Associate Laboratory Director for Environment, Biology, Nuclear Science, and Nonproliferation, Brookhaven National Laboratory
Martin Schoonen oversees programs in biology, environmental science, climate science, national security, nuclear nonproliferation, and nuclear science and technology at the U.S. Department of Energy’s Brookhaven National Laboratory.
Schoonen joined Brookhaven Lab in 2014 after 25 years as a faculty member at Stony Brook University (SBU). He is an interdisciplinary scientist who served in several administrative positions at SBU, including Associate Vice President for Research, developing large-scale, multidisciplinary proposals and leading multidisciplinary research programs. He played a key role in the development of the proposal leading to the establishment of the Center for Environmental Molecular Science at SBU and Brookhaven Lab.
Schoonen's research interests include environmental molecular chemistry, geocatalysis, medical geology, and astrobiology.
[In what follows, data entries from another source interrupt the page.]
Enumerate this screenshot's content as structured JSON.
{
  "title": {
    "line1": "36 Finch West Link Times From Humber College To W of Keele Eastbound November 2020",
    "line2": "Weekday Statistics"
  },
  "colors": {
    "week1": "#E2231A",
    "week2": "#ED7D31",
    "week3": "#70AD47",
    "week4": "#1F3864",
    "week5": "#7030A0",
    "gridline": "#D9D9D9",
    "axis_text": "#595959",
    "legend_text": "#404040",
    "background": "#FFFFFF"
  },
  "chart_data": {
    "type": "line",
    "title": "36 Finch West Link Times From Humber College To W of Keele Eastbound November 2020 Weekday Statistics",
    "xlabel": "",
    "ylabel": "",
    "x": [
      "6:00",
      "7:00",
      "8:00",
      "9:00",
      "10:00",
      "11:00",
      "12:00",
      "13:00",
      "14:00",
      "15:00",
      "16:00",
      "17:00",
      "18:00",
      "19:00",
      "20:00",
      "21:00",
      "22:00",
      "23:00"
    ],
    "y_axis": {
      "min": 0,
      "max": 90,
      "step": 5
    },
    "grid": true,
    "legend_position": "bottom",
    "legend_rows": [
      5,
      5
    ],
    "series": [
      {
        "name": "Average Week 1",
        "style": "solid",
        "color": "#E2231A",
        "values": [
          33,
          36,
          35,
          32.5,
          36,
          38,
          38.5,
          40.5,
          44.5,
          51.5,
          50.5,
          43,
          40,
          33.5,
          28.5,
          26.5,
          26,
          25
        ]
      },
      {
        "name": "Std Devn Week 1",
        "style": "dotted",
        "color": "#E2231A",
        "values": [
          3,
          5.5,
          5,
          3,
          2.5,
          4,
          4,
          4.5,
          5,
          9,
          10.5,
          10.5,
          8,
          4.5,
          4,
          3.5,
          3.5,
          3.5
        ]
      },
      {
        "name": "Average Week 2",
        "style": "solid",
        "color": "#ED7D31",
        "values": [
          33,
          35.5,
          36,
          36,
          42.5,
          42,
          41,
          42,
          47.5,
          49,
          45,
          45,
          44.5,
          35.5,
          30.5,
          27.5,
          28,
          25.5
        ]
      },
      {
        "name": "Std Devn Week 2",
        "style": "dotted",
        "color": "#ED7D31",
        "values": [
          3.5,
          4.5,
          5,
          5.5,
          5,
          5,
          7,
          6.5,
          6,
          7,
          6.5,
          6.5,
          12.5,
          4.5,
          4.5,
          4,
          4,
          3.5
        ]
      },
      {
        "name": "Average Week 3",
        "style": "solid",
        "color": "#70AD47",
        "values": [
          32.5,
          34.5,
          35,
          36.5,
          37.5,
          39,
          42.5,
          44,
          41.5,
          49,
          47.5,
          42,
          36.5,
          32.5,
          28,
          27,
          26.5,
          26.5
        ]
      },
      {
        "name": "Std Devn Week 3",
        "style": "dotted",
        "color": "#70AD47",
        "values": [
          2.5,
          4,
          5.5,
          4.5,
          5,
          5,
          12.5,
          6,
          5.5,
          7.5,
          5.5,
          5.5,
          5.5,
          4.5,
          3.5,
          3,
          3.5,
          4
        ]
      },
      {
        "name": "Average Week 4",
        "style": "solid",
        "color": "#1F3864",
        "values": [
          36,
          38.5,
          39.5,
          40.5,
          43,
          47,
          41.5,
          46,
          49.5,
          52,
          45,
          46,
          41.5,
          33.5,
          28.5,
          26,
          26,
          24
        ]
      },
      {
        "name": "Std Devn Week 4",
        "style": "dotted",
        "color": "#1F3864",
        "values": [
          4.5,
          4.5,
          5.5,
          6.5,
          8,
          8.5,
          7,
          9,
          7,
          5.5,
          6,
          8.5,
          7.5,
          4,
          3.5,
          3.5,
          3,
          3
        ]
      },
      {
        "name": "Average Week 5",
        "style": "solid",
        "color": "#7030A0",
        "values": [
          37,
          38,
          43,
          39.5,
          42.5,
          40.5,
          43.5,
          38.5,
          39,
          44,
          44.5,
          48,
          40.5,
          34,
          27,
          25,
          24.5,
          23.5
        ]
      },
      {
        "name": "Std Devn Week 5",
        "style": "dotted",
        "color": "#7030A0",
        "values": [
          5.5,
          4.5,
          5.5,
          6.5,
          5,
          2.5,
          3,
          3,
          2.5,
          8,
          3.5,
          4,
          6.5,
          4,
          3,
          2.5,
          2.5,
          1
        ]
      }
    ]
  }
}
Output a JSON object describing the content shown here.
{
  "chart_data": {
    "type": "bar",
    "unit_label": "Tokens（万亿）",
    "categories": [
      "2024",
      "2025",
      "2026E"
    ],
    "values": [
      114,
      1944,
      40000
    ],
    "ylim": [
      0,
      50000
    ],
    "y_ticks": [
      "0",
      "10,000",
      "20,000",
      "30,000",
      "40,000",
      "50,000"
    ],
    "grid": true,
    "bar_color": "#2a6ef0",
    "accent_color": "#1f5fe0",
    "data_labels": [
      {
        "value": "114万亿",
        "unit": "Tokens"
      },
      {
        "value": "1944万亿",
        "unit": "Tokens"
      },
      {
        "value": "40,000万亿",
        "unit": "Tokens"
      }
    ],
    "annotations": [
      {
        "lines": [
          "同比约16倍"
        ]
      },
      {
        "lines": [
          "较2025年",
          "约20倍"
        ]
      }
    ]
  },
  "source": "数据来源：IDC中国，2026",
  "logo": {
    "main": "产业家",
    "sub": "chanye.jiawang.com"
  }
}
An expert in synthesis, surface chemistry, and geochemistry of metal sulfides, his applied research efforts have included geologic sequestration of hydrogen sulfide and carbon dioxide (CO2), development of mineral-based photocatalysts, and development of acid mine drainage abatement technology. His current research projects focus on the role of iron minerals in subsurface CO2 sequestration, the use of metal sulfides as catalysts to degrade organic pollutants, and the role of mineral dust in the onset of lung ailments in US servicemen and women stationed in Iraq and Afghanistan.
Schoonen earned a Ph.D. in geochemistry and mineralogy from Pennsylvania State University, a Doctoral (equivalent to M.S.) from the University of Utrecht, The Netherlands, with a double major in geochemistry as well as physical and colloid chemistry, and Kandidaats (equivalent to B.S.) in Geochemistry, University of Utrecht, The Netherlands. He is a member of the American Geophysical Union, the American Geological Society, and the International Medical Geology Association.